Cloud Gate Dance Theatre, Formosa at Sadler’s Wells
Posted: May 13th, 2018 | Author: Caterina Albano | Filed under: Performance | Tags: Chou Tung-yen, Cloud Gate Dance Theatre, Formosa, Huang Pei-hua, Lee Hwai-min, Very Mainstream Studio, Walis Nokan | Comments Off on Cloud Gate Dance Theatre, Formosa at Sadler’s WellsCloud Gate Dance Theatre, Formosa, Sadler’s Wells, May 9
Cloud Gate Dance Theatre’s new production Formosa, presented at Sadler’s Wells, is also the last work choreographed by its founder Lin Hwai-min who has announced he will retire as artistic director in 2019. From its avant-garde beginnings in the 1970s, the company has occupied a unique position in Taiwan and internationally, distinctively merging diverse artistic and cultural influences into an extensive repertoire of works in which local traditions, myths or history acquire contemporary significance.
In his work, Lin Hwai-min uses Taiwan as a source of inspiration to create imaginative microcosms that act as metaphors for the dynamics shaping geopolitics and societies more broadly. Such a correlation between micro- and macrocosm is also the underlying motif in this latest work, in which Taiwan itself is the protagonist (Ihla Formosa is the seventeenth century Portuguese name meaning ‘beautiful island’). Lin Hwai-min evokes its landscape of rice fields and oceans, rivers, valleys and towns through poetry, sound and movement that convey the expansive idea of cultures as ‘collective conditions of immersion in air, [water] and sign systems’. He achieves this synthesis by seamlessly imbuing the choreography with formal integrity and poetic vibrancy.
The empty stage is like a three-dimensional plane of infinite possibilities delineated only by white light as if we are peering into an open box. The twenty-four dancers in loose costumes of pale blues, greens and orange-browns are both the embodiment of place and lore, and of the Chinese ideograms that represent them. The initial white emptiness gradually fills with projected typefaces giving form to an intangible scenery by Chou Tung-yen and Very Mainstream Studio. It is like a world in the process of being created that resonates with a soundscape of music, found sounds and recorded readings. Words, as the programme notes suggest, are the starting point for Formosa. We use words to name and document, to represent and give meaning to the environments in which we live, but words can also become blurred over time as the stories we tell give way to new ones. It is this potential to convey meaning and the sensory qualities of resonance, rhythm and the graphic character of words to which the choreographic movement responds, shifting fluidly from floor rotations to elevation and arched extensions in a constant gathering and dissipation of form that at points isfrozen in temporary stillness.

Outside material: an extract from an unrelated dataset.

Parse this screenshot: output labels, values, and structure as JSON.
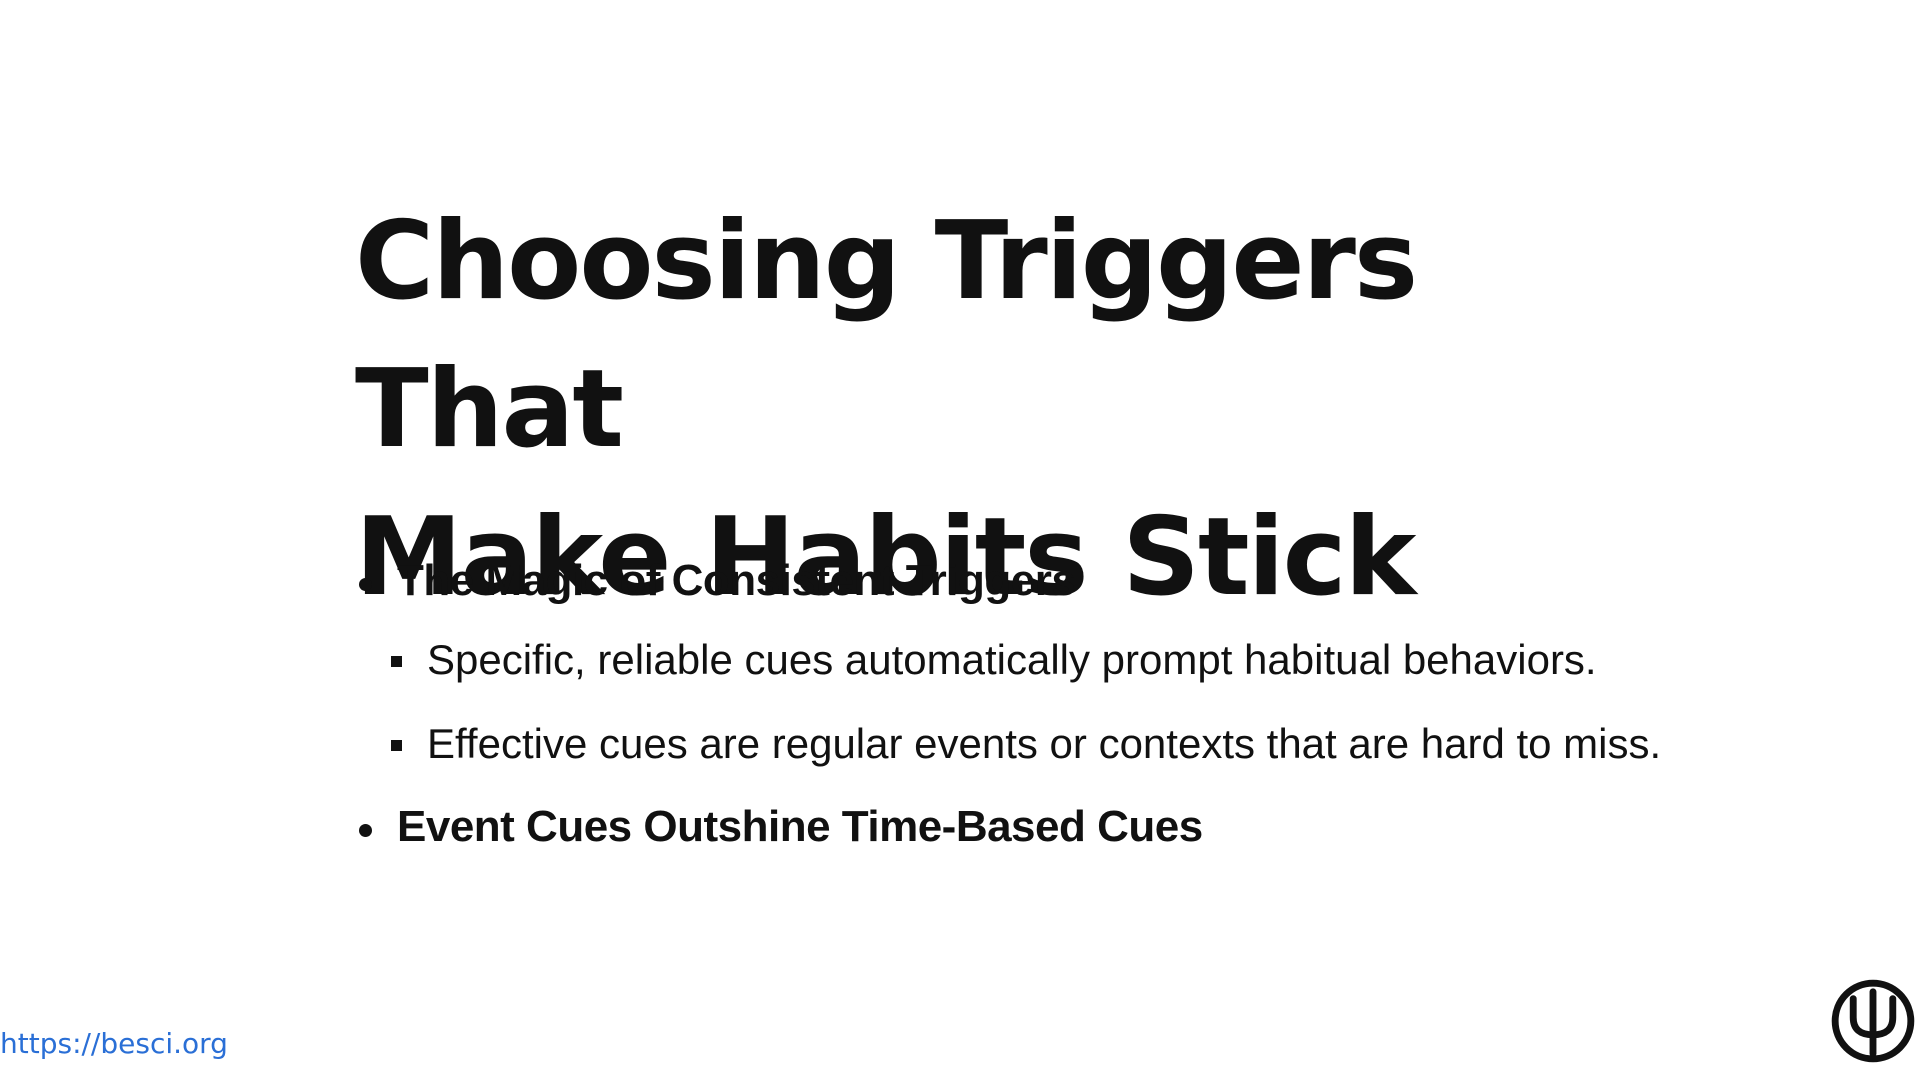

Like the shape of a Chinese ideogram that contains within its abstract form the concept and action it refers to, Cloud Gate Dance Theatre’s distinctive dance vocabulary conveys in gestures and steps both aerial lightness and earthy robustness: the rhythm of seasons, the swaying of grass and leaves or the flowing of streams, the tapping of feet resounding like rain and falling bodies dropping with the mighty weight of stones shattered by an earthquake.

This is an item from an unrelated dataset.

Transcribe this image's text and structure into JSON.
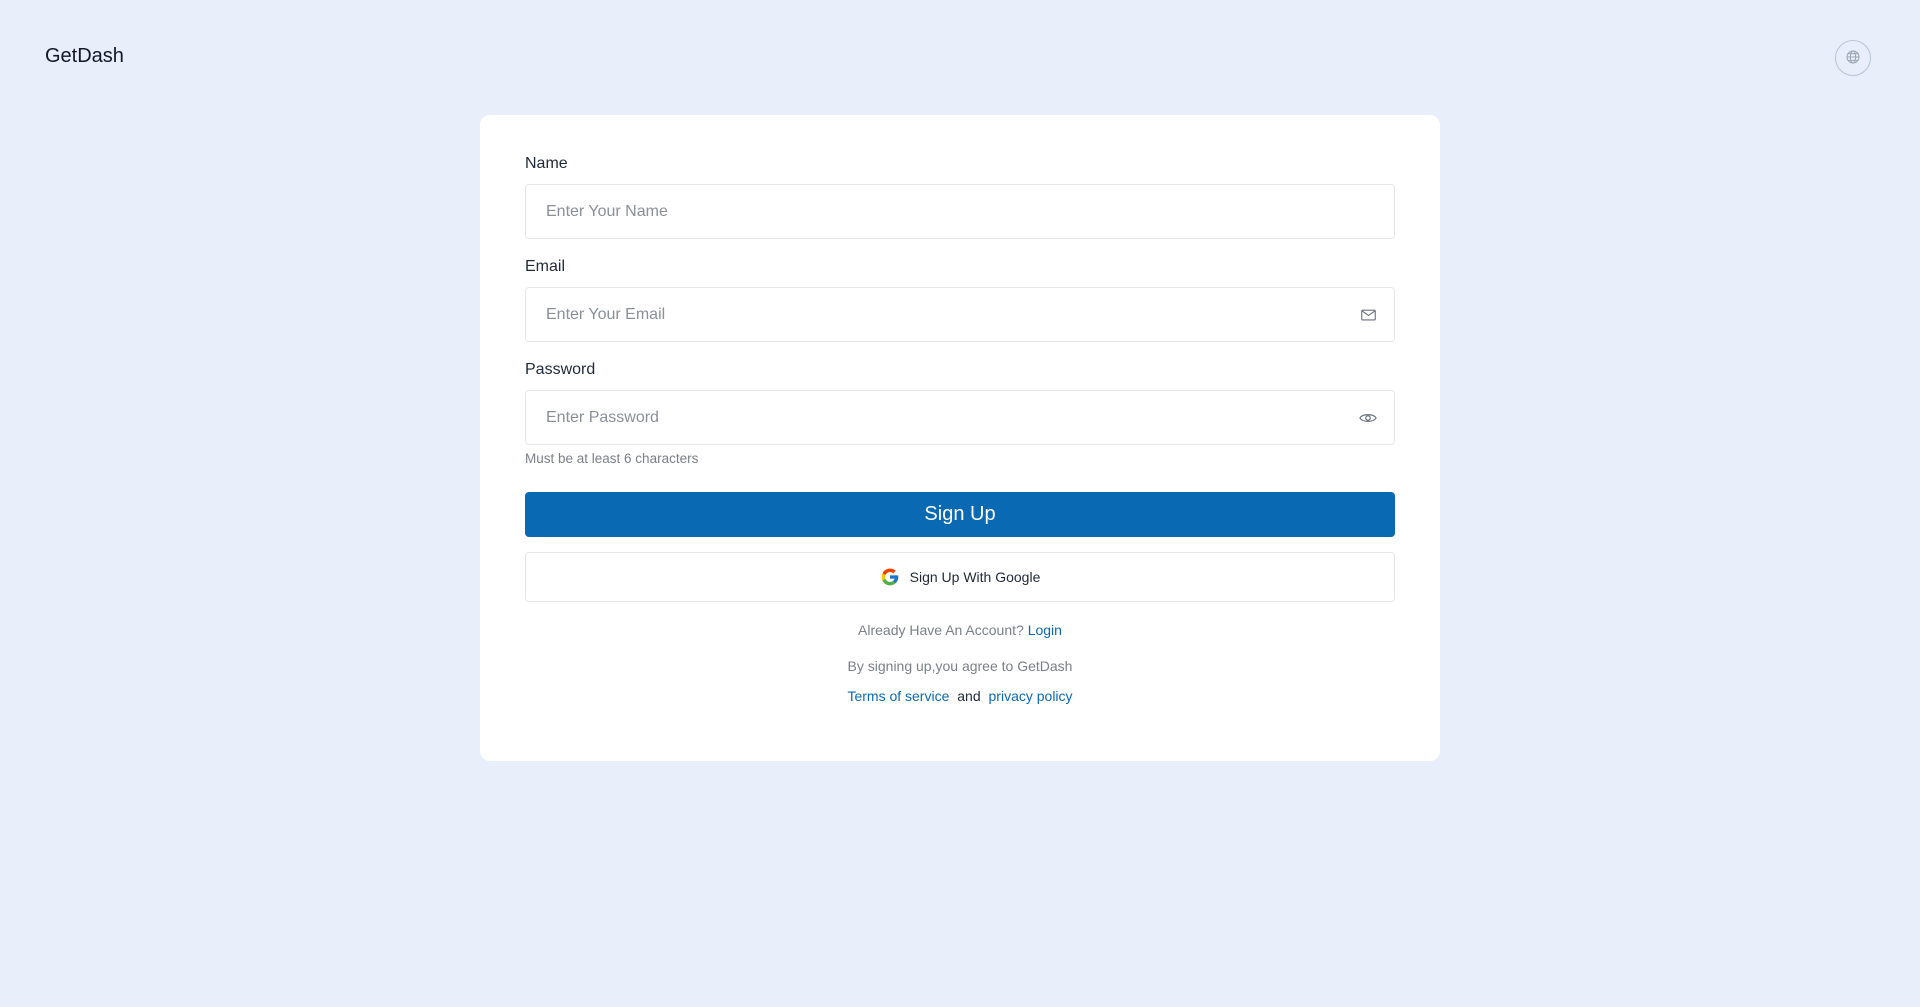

The vibrant almost pastoral beginning teeming with activity and the unpredictable eruption of the elements acquires a more sinister quality in the second half of the performance. As we learn in an excerpt from Taiwanese poet Walis Nokan’s Pulling Back The Veil Of Silence, the flow of rivers is stopped by man’s fortifications: we see Huang Pei-hua as a solitary river increasingly surrounded by the menacing and aggressive clustering of the rest of the company. She dances her demise in what is a Sacre du Printempsfor our ecologically doomed times and the stage is increasingly filled with typefaces whose density makes them illegible: a collapse into incommunicability and violence. Fighting erupts and the dancers divide into two groups. Lin Hwai-min comments in the program notes, ‘There is a tradition of internal fighting on this island. But as I was working on the piece, I realised such conflict was everywhere. Taiwan is not unique… Look at what is happening everywhere. But I believe it has a universal appeal that is applicable to other countries.’ On stage, aggression and violence turn into disintegrating energies and a struggle for survival. The dancers fall to the floor; ideograms themselves fragment line by line until they dissolve into nothingness. Slowly one by one the dancers pull themselves up into a faltering motion that increasingly takes on the perpetual flow of waves that form and break, repeated in the concluding section by a film sequence of the ocean and a solitary figure who stands in a box of white light as at the beginning of the performance.
‘All things contrived are like a dream, illusion, bubble, shadow, and as a dewdrop or lightning. They should be regarded as such’, reads the Buddhist Diamond Sutra. Out of movement and light Formosacreates a world that is both dreamlike and illusionary, full of tumult and tenderness, a drop that contains an ever-changing ocean of possibilities.